Pois bem; como se formam essas classes? Por que, antes, produção estava inteiramente nas mãos dos camponeses? Por que, naqueles tempos, não só o trigo, o linho ou a lã eram recebidos da aldeia onde cada qual trabalhava em sua fração de terra, mas, também, as botas e as roupas, feitas por artesãos isolados, que trabalhavam em suas casas, ao passo que agora temos grandes fábricas de calçados, grandes armazéns de vestuários, etc., etc.? Porque, naqueles tempos, o homem devia fazer tudo com suas mãos. Não se pode dizer que não houvesse máquinas, mas eram movidas a água, como, por exemplo, os moinhos, e pouco numerosos. Há menos de duzentos anos, o homem começou a construir máquinas movidas a vapor; mais tarde, pela eletricidade e pelo calor; atualmente, pelos motores a petróleo e por outros combustíveis. Com o aparecimento das máquinas, foi possível produzir objetos de toda natureza em muito maior quantidade e com muito mais rapidez. Sirva de exemplo o seguinte: quando se limpava o algodão à mão, era necessário empregar uma jornada inteira de trabalho para se limpar 1/2 quilo; agora, com a limpeza à máquina, um operário pode limpar, num dia, 50 quilos de algodão.

Daí resultou tornar-se desvantajoso o trabalho individual, e, como era impossível cada operário prover-se de uma máquina, começaram a agrupar-se em torno delas. Assim nasceu a produção em grande escala, assim surgiram as fábricas. Os proprietários das máquinas, os patrões ou a burguesia, converteram-se em donos de tudo. Ao passo que davam aos operários a possibilidade de trabalhar nas máquinas, tiravam-lhes tudo o que produziam, pagando-lhes uma miserável retribuição.

Assim formou-se a classe dos operários que não trabalhavam em sua casa e sim na alheia, não com suas próprias mãos, mas com o auxílio de máquinas que não lhes pertenciam. Deste modo formou-se o proletariado. Consequentemente, a aparição de uma classe social explica-se pela forma por que se rege a economia. Antes, a economia era pequena, cada qual trabalhava isoladamente; este era um regime social. Depois, o trabalho passou a realizar-se em comum e surgiu outro regime. Na base de todas as transformações achava-se, por conseguinte, uma transformação de ordem econômica.

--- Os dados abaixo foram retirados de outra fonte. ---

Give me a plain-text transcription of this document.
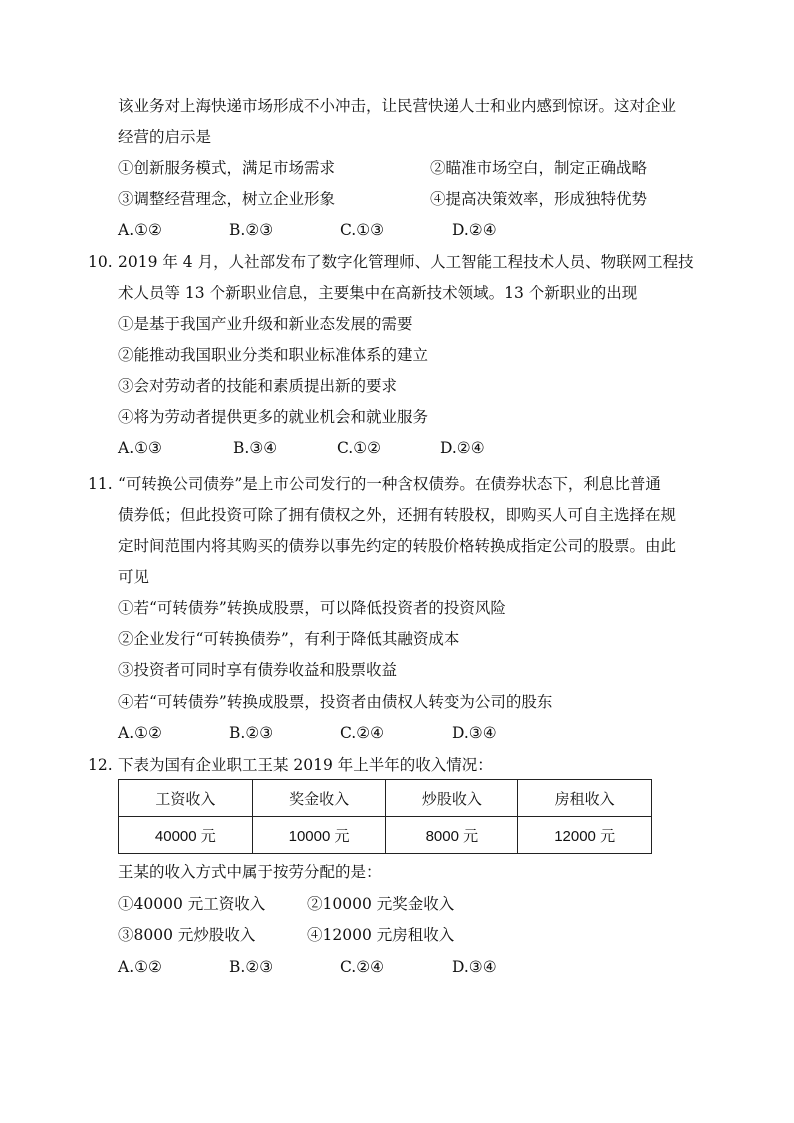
该业务对上海快递市场形成不小冲击，让民营快递人士和业内感到惊讶。这对企业
经营的启示是
①创新服务模式，满足市场需求	②瞄准市场空白，制定正确战略
③调整经营理念，树立企业形象	④提高决策效率，形成独特优势
A.①②	B.②③	C.①③	D.②④
10. 2019 年 4 月，人社部发布了数字化管理师、人工智能工程技术人员、物联网工程技
术人员等 13 个新职业信息，主要集中在高新技术领域。13 个新职业的出现
①是基于我国产业升级和新业态发展的需要
②能推动我国职业分类和职业标准体系的建立
③会对劳动者的技能和素质提出新的要求
④将为劳动者提供更多的就业机会和就业服务
A.①③	B.③④	C.①②	D.②④
11. “可转换公司债券”是上市公司发行的一种含权债券。在债券状态下，利息比普通
债券低；但此投资可除了拥有债权之外，还拥有转股权，即购买人可自主选择在规
定时间范围内将其购买的债券以事先约定的转股价格转换成指定公司的股票。由此
可见
①若“可转债券”转换成股票，可以降低投资者的投资风险
②企业发行“可转换债券”，有利于降低其融资成本
③投资者可同时享有债券收益和股票收益
④若“可转债券”转换成股票，投资者由债权人转变为公司的股东
A.①②	B.②③	C.②④	D.③④
12. 下表为国有企业职工王某 2019 年上半年的收入情况：
工资收入	奖金收入	炒股收入	房租收入
40000 元	10000 元	8000 元	12000 元
王某的收入方式中属于按劳分配的是：
①40000 元工资收入	②10000 元奖金收入
③8000 元炒股收入	④12000 元房租收入
A.①②	B.②③	C.②④	D.③④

Que obriga o homem a produzir? Isto é claro para todos. Para compreendê-lo, basta ver o que produziam os camponeses noutros tempos e o que se produz agora nas fábricas. A economia agrária produz cereais, carne, lã, linho, numa palavra, as matérias primas de que temos necessidade para a alimentação e a indumentária. As fábricas fazem conservas destes produtos, roupas, calçados, numa palavra, transformam essas matérias primas na forma mais adequada ao consumo. Tudo isto, no fim de contas, serve para sustentar a vida humana. O homem, por conseguinte, produz para ter a possibilidade de subsistir. Para isto, repito, não há necessidade de explicações, pois até uma criança é capaz de compreendê-lo. De modo que, se, na base de todas as transformações históricas, se acham as transformações de ordem econômica, isto significa que o que obriga o homem a trabalhar são suas necessidades materiais, o desejo que o impele a salvar-se da fome e do frio.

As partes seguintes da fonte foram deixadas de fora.